Against that backdrop, Music Export is indeed swimming upstream. But Covid itself accelerated the program rapidly as Cawein’s outfit proved a capable vehicle for delivering financial aid to musicians during the lockdown. 

Virtually overnight, the nonprofit capitalized from $68,000 in 2019 to $376,000 in 2020. And that level sustained and grew, even as the pandemic era and its froth of federal and philanthropic support subsided. Today, its operating budget is just under $500,000, and Cawein is able to run the program full-time with one employee. 

Well over 60% of the funds raised are disbursed, Cawein says. The program draws dollars from corporate sponsors, private foundations and a healthy chunk (22%) from individual donors, a point of pride for Cawein.  

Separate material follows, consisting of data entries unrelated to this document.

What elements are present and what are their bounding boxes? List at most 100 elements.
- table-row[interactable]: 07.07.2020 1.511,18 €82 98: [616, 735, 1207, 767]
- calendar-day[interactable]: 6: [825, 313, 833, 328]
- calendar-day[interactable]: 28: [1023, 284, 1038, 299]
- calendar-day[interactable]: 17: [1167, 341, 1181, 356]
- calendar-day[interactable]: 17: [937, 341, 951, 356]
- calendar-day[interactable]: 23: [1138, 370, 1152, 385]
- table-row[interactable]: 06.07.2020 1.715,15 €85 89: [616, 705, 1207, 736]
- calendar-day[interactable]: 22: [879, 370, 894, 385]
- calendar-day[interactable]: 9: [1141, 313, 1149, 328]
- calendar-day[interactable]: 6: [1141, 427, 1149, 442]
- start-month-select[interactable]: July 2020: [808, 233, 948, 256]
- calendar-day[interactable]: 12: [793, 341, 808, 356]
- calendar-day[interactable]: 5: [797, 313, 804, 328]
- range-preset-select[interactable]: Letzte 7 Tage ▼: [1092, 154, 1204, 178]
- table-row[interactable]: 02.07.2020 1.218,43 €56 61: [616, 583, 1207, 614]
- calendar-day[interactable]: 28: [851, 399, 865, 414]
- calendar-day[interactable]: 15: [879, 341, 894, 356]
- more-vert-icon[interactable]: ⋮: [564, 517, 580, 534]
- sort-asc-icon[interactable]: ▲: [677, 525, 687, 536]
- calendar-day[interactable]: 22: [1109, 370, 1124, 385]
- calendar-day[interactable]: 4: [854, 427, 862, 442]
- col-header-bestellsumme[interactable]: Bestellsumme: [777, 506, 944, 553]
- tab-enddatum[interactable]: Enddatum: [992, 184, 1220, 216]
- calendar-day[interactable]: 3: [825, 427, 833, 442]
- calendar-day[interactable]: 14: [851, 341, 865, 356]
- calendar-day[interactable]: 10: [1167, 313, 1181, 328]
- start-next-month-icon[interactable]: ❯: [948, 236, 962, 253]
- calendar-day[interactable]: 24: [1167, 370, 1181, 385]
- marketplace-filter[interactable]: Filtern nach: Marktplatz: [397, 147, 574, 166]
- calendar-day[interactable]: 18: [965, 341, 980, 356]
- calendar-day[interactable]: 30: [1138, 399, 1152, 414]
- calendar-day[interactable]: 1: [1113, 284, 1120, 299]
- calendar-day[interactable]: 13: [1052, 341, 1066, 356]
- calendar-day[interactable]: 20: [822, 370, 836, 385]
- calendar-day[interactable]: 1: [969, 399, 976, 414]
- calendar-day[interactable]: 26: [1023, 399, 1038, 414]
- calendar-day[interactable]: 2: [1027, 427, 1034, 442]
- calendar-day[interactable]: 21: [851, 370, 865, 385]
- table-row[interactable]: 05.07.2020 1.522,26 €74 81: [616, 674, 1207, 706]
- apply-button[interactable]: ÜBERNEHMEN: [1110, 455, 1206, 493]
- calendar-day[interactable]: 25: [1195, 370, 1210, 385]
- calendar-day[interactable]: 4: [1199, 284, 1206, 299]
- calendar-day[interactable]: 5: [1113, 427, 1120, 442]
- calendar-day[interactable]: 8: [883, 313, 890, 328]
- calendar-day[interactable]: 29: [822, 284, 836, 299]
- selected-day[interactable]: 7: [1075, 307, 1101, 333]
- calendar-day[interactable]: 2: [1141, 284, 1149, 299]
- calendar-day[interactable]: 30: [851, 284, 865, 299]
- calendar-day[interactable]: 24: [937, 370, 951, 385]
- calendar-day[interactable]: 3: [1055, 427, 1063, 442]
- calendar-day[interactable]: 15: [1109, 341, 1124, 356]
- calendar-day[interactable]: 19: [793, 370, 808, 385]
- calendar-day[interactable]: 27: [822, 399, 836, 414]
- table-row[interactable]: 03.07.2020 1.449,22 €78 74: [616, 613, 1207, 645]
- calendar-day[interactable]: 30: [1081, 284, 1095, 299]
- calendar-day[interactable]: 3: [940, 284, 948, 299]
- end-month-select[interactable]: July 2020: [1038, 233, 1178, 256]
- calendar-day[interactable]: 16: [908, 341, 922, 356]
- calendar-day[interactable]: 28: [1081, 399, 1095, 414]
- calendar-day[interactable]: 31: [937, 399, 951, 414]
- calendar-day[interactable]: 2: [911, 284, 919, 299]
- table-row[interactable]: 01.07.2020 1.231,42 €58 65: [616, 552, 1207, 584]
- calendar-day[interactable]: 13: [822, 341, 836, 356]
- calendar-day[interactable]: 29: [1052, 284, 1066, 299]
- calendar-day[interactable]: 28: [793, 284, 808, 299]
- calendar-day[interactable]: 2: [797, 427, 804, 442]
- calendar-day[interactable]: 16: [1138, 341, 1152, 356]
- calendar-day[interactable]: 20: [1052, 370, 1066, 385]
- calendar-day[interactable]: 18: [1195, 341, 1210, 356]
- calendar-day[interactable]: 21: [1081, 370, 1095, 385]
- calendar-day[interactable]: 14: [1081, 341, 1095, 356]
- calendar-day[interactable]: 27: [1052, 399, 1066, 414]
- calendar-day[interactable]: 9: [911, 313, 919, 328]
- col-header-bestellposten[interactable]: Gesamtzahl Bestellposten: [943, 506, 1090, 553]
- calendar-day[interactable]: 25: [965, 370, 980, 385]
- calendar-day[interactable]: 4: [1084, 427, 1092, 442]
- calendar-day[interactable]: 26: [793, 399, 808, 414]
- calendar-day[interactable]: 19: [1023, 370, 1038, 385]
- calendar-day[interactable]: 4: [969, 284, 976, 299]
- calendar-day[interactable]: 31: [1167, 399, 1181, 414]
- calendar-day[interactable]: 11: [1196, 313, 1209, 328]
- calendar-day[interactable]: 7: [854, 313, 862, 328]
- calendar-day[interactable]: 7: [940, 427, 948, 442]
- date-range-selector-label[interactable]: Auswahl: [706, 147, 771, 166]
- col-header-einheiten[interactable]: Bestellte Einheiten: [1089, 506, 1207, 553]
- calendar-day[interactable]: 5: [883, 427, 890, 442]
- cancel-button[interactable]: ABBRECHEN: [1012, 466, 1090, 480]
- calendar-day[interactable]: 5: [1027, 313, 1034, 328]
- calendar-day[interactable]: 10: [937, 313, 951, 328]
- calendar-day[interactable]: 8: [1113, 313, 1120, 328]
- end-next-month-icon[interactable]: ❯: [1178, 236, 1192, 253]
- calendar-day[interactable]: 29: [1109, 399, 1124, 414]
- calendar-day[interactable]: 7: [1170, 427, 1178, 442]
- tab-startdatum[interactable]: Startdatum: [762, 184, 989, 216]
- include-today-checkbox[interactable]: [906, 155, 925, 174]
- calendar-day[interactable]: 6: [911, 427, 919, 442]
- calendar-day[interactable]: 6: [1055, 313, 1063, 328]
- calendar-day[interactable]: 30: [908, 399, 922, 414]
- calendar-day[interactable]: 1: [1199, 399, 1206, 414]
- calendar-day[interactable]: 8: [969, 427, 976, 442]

The impact is not easy to measure quantitatively, apart from the dollars spent out of the merch fund. Since 2021, the fund has paid out $90,000 to musicians, who in turn spent their grants to buy t-shirts, bumper stickers, and press CDs and records. Local suppliers reported $235,000 in gross sales from those transactions. 

For Cawein, the biggest indicator of success is the number of artists she’s got on the road and repping Memphis. Today, her program supports a bench of 80 or more artists on the road and a growing influx of applications for its services. 

Fifteen years ago, when she worked for the now-defunct Memphis Music Foundation, the Memphis touring circuit was comparatively scarce, she says, and folks were transplanting to bigger markets like Nashville and Atlanta regularly. She says that’s changed. 

“I mean, we are just not seeing the outflow that we saw. And instead we’re seeing more people moving to the city. I’m aware of more transplants,” she notes, stipulating to the anecdotal nature of her evidence. “So there are some things about that that I don’t know if we’ll ever be able to measure in a satisfying way.” Still, she feels confident that more musicians are staying in town because the funds make touring more accessible.

Ultimately, retention is what Music Export is all about. The fundamental logic of treating music as an export was foreign to the major supporters she pitched to, who wondered why they should spend money to send musicians out of the city. 

“Part of it was just convincing people that, A, I’m not getting people to leave the city. This is a part of career development that is happening, that needs to happen. And B, if we can create these supports here, we can actually keep them,” she says.  

For the time being, MEM is certainly making it a bit easier for Marcella Simien to stay in Memphis. It’s been her home for a decade now. She and her husband bought a house there and own a sound production company. Earlier this year, she dropped a new record and sold out a 400-seat theater in Memphis for its release. 

But she’s still making her living on the road, hitting a regional circuit — a free outdoor concert in Carbondale, Illinois, a performing arts center in Paducah, Kentucky. 

And when the tour days are up, she can head back to Memphis, to the sound business, to a piano gig around the corner, to the place where she’s built a career and made a home.

“I definitely feel supported and held by the community. I can go to the music writers and say: Hey, I’ve got this show coming up. Can you give me some ink? I have great relationships with the radio people there, and I just feel they welcomed me in such a meaningful way,” she says. “I had never felt that anywhere.”